The gentleman from Virginia has told us much of the signs of the times. I did hope, that the age of superstition was past, and that no attempt would be made to influence the measures of government, which ought to be founded in wisdom and policy, by the vague, I may say, superstitious feelings of any man, whatever may be the physical appearances which gave rise to them. Are we to renounce our reason? Must we turn from the path of justice and experience, because a comet has made its appearance in our system, or the moon has passed between the sun and the earth? If so, the signs of the times are bad indeed. It would mark a fearful retrograde in civilization—it would prove a dreadful declension towards barbarism. Sir, if we must examine the auspices; if we must inspect the entrails of the times, I would pronounce the omens good. It is from moral, and not brutal or physical omens that we ought to judge; and what more favorable could we desire than that the nation is, at last, roused from its lethargy and, that it has determined to vindicate its interest and honor. On the contrary, a nation so sunk in avarice, and so corrupted by faction, as to be insensible to the greatest injuries, and lost to its independence, would be a sight more portentous than comets, earthquakes, eclipses, or the whole catalogue of omens, which I have heard the gentleman from Virginia enumerate. I assert, and gentlemen know it, if we submit to the pretensions of England, now openly avowed, the independence of this nation is lost—we will be, as to our commerce, re-colonised. This is the second struggle for our liberty; and if we but do justice to ourselves, it will be no less glorious and successful than the first. Let us but exert ourselves, and we must meet with the prospering smile of heaven. Sir, I assert it with confidence, a war just and necessary in its origin, wisely and vigorously carried on, and honorably terminated, would establish the integrity and prosperity of our country for centuries.

“Report on the Causes and Reasons for War,” June 3, 1812

If a long forbearance under injuries ought ever to be considered a virtue in any Nation, it is one which peculiarly becomes the United States. No People ever had stronger motives to cherish Peace: None have ever cherished it with greater sincerity and zeal.

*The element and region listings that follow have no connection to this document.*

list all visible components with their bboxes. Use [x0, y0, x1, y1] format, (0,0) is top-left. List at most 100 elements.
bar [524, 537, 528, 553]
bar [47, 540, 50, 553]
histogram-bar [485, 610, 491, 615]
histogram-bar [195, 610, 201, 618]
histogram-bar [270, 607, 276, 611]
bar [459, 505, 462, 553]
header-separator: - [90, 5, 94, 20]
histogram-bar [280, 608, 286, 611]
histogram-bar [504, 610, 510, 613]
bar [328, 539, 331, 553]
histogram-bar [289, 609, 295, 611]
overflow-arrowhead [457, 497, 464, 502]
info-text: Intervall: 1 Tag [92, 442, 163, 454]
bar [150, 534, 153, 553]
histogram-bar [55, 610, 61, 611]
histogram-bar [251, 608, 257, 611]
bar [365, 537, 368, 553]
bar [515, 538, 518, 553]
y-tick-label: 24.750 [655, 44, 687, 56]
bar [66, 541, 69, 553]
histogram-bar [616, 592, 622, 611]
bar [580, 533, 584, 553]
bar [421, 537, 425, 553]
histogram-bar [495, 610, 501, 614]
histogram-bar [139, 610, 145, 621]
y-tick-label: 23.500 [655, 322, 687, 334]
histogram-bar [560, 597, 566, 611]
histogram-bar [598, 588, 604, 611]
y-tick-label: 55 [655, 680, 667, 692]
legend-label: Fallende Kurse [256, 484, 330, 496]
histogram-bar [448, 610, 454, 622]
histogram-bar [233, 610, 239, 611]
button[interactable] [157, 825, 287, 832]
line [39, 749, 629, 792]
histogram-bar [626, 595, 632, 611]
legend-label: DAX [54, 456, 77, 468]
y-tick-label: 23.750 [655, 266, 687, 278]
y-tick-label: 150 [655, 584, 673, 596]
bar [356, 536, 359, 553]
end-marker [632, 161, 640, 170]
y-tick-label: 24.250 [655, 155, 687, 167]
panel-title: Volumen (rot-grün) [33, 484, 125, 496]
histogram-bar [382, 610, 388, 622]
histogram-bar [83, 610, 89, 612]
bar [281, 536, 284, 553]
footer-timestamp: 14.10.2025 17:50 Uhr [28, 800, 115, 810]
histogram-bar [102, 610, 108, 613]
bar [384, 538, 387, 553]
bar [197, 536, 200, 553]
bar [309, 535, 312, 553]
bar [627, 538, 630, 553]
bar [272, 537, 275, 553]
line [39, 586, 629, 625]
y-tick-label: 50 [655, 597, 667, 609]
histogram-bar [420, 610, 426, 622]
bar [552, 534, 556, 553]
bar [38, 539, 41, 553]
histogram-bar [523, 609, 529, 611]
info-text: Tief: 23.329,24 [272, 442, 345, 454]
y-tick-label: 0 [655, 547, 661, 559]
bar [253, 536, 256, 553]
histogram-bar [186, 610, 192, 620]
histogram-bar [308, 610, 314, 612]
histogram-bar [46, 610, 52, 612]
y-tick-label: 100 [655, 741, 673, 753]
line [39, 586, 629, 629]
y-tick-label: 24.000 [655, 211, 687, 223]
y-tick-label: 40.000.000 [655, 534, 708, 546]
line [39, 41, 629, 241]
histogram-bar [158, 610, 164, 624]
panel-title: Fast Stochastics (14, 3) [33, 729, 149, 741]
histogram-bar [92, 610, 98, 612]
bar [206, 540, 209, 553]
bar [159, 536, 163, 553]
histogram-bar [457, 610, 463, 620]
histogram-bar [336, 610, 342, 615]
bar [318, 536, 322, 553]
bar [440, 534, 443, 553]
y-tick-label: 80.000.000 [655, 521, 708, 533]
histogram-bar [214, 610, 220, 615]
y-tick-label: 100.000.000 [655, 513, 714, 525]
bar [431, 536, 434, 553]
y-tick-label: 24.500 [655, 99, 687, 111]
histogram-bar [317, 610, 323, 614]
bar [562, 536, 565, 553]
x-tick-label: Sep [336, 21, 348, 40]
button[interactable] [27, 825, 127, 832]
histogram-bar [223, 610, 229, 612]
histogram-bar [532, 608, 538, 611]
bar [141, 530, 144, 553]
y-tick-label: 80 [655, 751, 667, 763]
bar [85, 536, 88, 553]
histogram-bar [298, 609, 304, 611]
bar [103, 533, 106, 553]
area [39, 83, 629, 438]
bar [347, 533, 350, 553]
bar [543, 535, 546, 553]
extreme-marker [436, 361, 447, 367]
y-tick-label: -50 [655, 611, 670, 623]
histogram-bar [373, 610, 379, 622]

But the period has now arrived, when the United States must support their character and station among the Nations of the Earth, or submit to the most shameful degradation. Forbearance has ceased to be a virtue. War on the one side, and peace on the other, is a situation as ruinous as it is disgraceful. The mad ambition, the lust of power, and commercial avarice of Great Britain, arrogating to herself the complete dominion of the Ocean, and exercising over it an unbounded and lawless tyranny, have left to Neutral Nations—an alternative only, between the base surrender of their rights, and a manly vindication of them. Happily for the United States, their destiny, under the aid of Heaven, is in their own hands. The crisis is formidable only by their love of peace. As soon as it becomes a duty to relinquish that situation, danger disappears. They have suffered no wrongs, they can receive no insults, however great, for which they cannot obtain redress. . . .

Your Committee, believing, that the freeborn sons of America are worthy to enjoy the liberty which their Fathers purchased at the price of so much blood and treasure, and seeing in the measures adopted by Great Britain, a course commenced and persisted in, which must lead to a loss of National character & Independence, feel no hesitation in advising resistance by force—In which the Americans of the present day will prove to the enemy and to the World, that we have not only inherited that liberty which our Fathers gave, us, but also the will & power to maintain it. Relying on the patriotism of the Nation, and confidently trusting that the Lord of Hosts will go with us to Battle in a righteous cause, and crown our efforts with success, your Committee recommend an immediate appeal to Arms.